The kids were off without a glance (as usual), and we were on our own and loose in IKEA.  Although we felt physically ill whenever we spotted a familiar item - a doona cover, a chair, plastic baby high chairs, espresso cups etc - the pleasing bargain prices win you over in the end.  I get it, I finally get it.  My resistance has been worn down and I am reluctantly proud to admit that I am an IKEA Whore.  Why the fuck would anyone spend 800 bucks on a child's bed in some smancy design store when you can get 2 beds, a set of shelves, a wardrobe, a table, 2 chairs, a desk, a light, 2 full sets of bedding, a rug and a giant ladybird for the same price.  Fuck quality - they're 4 years old for gods sake - more is more.
 
I can't help it - I find this cute

The crockery section is also enticing, as are tables and chairs.....but the cushion area, the lounge room set ups, the rugs and the towels made me feel all cheap and dirty inside.  You have to learn when to say no.  How much is enough before you start to cheapen yourself with weird and twisted longing for perversity?  You must tear yourself away before it's too late.

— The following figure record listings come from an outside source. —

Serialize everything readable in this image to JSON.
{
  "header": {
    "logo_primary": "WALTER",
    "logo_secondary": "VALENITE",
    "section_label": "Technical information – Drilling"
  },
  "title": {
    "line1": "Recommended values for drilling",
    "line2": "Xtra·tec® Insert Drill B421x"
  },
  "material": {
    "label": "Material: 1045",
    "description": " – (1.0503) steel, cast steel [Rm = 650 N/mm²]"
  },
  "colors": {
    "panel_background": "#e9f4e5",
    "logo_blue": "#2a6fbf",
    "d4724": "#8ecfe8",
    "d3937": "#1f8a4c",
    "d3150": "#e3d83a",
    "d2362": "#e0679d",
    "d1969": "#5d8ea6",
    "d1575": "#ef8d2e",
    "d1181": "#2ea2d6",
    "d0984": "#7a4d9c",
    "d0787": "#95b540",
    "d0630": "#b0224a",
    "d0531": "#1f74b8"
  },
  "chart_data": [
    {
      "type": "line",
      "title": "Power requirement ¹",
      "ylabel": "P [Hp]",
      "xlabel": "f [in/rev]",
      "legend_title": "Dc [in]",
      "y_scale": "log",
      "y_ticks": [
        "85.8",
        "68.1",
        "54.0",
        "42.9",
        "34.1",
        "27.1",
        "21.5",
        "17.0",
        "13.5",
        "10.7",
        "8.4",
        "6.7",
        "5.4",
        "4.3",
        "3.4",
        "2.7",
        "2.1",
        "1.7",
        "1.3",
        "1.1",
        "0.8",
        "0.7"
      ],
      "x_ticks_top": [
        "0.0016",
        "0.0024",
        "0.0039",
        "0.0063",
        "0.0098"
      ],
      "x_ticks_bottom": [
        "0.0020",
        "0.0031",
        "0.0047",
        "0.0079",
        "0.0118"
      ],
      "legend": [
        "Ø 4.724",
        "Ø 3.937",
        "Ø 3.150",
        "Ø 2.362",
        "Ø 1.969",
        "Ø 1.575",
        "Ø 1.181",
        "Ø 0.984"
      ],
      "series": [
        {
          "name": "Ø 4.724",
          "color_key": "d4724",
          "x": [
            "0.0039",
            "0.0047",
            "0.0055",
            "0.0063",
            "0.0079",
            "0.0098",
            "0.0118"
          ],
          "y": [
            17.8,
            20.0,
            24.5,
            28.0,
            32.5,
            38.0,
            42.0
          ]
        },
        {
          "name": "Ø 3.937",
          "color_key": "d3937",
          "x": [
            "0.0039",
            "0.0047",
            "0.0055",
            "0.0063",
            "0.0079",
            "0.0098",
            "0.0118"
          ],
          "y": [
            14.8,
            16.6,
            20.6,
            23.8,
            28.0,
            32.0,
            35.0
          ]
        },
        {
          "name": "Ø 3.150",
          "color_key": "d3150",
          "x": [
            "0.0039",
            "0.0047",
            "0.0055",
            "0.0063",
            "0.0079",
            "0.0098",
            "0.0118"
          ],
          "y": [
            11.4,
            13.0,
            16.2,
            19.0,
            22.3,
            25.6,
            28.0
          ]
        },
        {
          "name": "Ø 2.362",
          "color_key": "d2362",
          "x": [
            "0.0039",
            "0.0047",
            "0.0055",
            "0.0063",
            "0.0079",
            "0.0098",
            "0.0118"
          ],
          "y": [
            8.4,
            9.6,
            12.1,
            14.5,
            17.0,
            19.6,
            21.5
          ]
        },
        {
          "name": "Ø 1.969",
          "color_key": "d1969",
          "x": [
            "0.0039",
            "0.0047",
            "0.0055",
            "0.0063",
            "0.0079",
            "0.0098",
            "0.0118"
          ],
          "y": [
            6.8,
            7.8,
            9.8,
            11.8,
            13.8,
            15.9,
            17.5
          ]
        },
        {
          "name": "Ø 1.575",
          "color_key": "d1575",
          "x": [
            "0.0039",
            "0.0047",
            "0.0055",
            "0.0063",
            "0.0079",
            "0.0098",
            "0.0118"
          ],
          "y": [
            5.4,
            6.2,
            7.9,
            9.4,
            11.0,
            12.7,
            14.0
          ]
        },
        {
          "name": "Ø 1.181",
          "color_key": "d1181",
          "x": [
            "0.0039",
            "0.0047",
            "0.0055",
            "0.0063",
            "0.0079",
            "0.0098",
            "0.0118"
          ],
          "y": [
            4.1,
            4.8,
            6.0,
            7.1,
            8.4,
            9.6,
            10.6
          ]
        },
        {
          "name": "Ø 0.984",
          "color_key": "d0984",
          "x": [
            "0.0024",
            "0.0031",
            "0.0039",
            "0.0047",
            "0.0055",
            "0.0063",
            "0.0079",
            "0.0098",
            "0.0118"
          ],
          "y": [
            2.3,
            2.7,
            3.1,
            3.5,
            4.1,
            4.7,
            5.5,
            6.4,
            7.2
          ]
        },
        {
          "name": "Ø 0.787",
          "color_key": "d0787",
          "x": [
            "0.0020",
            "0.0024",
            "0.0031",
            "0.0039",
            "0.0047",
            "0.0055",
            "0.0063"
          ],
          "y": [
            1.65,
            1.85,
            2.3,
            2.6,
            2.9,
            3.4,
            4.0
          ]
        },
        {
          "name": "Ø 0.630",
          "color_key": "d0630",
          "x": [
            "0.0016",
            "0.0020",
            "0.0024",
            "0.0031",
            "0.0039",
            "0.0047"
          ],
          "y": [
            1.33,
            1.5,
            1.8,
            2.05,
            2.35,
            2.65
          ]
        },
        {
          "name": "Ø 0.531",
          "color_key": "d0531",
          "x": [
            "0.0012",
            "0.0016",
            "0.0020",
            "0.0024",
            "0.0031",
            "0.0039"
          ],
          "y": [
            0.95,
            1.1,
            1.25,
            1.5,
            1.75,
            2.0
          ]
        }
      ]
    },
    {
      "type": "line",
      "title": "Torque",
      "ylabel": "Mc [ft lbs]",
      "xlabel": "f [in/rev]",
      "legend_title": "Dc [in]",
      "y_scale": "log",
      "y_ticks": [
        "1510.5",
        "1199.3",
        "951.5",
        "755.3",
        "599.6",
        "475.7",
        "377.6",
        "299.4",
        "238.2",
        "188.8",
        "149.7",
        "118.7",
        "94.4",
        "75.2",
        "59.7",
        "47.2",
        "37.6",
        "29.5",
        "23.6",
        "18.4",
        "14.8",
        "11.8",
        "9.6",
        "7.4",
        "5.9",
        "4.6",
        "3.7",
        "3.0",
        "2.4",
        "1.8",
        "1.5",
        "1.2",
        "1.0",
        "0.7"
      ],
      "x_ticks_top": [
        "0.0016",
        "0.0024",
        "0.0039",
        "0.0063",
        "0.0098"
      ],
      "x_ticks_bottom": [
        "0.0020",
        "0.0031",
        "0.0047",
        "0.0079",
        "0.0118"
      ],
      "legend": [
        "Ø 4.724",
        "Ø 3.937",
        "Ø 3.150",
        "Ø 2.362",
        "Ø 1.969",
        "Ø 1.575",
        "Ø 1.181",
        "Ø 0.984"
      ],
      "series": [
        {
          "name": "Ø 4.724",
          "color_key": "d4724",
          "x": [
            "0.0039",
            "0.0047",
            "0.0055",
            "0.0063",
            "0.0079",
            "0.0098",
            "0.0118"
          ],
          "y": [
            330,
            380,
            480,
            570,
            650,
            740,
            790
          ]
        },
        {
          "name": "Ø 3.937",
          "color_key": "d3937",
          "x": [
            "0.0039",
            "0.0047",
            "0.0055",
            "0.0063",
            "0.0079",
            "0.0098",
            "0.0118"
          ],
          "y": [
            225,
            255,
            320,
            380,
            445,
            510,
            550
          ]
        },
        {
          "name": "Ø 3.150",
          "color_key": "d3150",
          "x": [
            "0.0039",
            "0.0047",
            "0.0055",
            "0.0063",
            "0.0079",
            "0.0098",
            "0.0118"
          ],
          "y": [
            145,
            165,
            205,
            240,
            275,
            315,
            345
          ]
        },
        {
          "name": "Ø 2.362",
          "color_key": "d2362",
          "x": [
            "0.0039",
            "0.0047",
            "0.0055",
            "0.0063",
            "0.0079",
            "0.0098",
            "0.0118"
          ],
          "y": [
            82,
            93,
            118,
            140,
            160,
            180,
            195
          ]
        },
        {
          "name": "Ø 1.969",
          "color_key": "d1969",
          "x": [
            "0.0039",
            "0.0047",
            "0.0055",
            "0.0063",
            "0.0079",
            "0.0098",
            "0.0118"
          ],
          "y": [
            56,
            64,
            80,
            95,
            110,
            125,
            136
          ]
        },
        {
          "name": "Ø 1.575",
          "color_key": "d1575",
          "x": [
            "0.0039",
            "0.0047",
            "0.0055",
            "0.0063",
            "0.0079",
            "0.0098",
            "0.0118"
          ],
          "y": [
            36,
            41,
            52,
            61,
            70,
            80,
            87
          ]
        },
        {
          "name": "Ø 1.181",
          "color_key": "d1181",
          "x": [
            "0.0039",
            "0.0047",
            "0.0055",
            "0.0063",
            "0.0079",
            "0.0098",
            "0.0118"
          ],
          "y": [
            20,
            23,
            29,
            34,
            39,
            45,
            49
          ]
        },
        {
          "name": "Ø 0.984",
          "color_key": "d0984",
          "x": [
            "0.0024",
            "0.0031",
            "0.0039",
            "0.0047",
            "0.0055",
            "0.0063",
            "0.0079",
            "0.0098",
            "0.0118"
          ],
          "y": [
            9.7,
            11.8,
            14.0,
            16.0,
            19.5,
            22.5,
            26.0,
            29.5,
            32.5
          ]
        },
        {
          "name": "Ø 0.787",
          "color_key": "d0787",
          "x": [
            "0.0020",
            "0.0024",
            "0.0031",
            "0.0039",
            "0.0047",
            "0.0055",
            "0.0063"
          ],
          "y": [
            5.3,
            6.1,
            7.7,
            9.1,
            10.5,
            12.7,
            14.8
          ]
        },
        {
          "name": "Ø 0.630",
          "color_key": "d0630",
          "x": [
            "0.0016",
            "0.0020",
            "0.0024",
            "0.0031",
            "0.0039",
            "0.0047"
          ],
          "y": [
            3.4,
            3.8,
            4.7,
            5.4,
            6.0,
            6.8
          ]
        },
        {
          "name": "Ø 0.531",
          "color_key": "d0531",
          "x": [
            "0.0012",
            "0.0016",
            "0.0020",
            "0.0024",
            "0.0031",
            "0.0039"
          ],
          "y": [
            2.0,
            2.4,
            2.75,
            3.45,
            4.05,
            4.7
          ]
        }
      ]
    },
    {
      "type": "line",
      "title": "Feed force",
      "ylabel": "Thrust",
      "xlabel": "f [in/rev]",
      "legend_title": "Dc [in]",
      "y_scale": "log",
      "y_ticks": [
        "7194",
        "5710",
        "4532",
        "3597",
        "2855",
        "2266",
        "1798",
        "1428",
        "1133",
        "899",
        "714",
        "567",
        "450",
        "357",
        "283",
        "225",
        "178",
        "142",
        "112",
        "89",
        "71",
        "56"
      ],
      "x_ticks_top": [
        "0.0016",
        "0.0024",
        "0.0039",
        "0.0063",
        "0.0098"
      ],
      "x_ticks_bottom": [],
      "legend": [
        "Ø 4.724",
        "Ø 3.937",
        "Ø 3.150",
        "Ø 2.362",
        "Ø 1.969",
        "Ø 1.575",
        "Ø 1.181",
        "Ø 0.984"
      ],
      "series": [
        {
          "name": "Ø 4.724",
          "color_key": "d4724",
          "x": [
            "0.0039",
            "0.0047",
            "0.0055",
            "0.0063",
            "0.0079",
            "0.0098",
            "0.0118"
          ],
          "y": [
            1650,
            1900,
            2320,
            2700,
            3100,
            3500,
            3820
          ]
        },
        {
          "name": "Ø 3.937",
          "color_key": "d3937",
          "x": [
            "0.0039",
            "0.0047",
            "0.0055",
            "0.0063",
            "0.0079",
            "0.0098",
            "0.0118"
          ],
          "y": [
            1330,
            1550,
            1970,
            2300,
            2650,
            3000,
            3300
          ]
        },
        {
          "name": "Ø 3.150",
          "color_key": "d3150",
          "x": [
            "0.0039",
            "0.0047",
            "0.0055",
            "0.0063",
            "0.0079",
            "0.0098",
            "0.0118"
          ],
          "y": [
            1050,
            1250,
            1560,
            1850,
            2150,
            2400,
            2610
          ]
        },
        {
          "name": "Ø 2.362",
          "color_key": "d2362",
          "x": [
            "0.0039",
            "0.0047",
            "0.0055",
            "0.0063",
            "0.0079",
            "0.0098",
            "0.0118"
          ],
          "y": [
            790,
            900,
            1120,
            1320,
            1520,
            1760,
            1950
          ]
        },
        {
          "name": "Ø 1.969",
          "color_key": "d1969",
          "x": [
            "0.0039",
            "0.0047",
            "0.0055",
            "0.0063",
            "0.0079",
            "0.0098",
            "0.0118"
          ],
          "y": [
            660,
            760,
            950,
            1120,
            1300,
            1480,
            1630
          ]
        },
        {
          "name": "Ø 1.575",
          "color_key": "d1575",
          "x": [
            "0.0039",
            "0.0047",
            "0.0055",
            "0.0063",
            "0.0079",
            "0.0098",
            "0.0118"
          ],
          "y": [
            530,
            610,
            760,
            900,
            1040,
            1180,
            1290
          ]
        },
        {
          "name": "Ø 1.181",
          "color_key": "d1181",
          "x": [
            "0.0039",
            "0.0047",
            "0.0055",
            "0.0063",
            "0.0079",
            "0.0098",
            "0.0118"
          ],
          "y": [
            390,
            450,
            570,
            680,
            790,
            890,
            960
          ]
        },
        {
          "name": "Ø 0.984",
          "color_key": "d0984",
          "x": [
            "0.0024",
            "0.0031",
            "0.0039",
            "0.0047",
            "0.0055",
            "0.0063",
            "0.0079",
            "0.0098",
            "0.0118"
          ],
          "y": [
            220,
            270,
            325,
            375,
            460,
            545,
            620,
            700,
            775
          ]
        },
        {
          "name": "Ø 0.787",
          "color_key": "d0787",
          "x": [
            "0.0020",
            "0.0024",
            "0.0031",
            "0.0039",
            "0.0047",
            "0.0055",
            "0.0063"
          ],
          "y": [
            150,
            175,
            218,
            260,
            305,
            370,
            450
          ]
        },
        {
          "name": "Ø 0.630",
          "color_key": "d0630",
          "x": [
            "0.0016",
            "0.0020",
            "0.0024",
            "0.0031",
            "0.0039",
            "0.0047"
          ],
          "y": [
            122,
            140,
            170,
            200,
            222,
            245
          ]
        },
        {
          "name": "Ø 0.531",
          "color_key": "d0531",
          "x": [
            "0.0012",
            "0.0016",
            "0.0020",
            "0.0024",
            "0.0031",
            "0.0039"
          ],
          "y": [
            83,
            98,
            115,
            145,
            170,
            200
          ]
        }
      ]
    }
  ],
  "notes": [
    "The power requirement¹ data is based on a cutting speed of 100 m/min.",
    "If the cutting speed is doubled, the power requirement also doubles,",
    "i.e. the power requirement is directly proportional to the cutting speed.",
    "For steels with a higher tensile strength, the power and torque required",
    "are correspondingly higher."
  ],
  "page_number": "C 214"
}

So back to our new apartment.....It is 3 bedroom - so all you bastards who said you were coming to visit, you better move those butts and get over here.  I know I can now entice you by declaring that you will sleep on, and under, IKEA's finest wares.  And if that doesn't seal the deal, I might add that our spare bedroom actually doubles at the "safe room".  How's that for a dose of reality over this side of the world.  Most buildings and apartments have their own bomb shelter.  A reinforced room of impenetrable thick steel and other protective stuff.  Good news too if you're a brawling type of couple - you can scream and throw shit at your partner from the safety of inaccessible dwellings.  Stash some water and some canned peaches in there and you wouldn't need to come up for air until 2014. Even if your husband called the fire brigade they'd have issues cutting you out in time to make dinner. In fact you may never need to make dinner again.

I'm seriously going to have some fun with that room, I can feel it.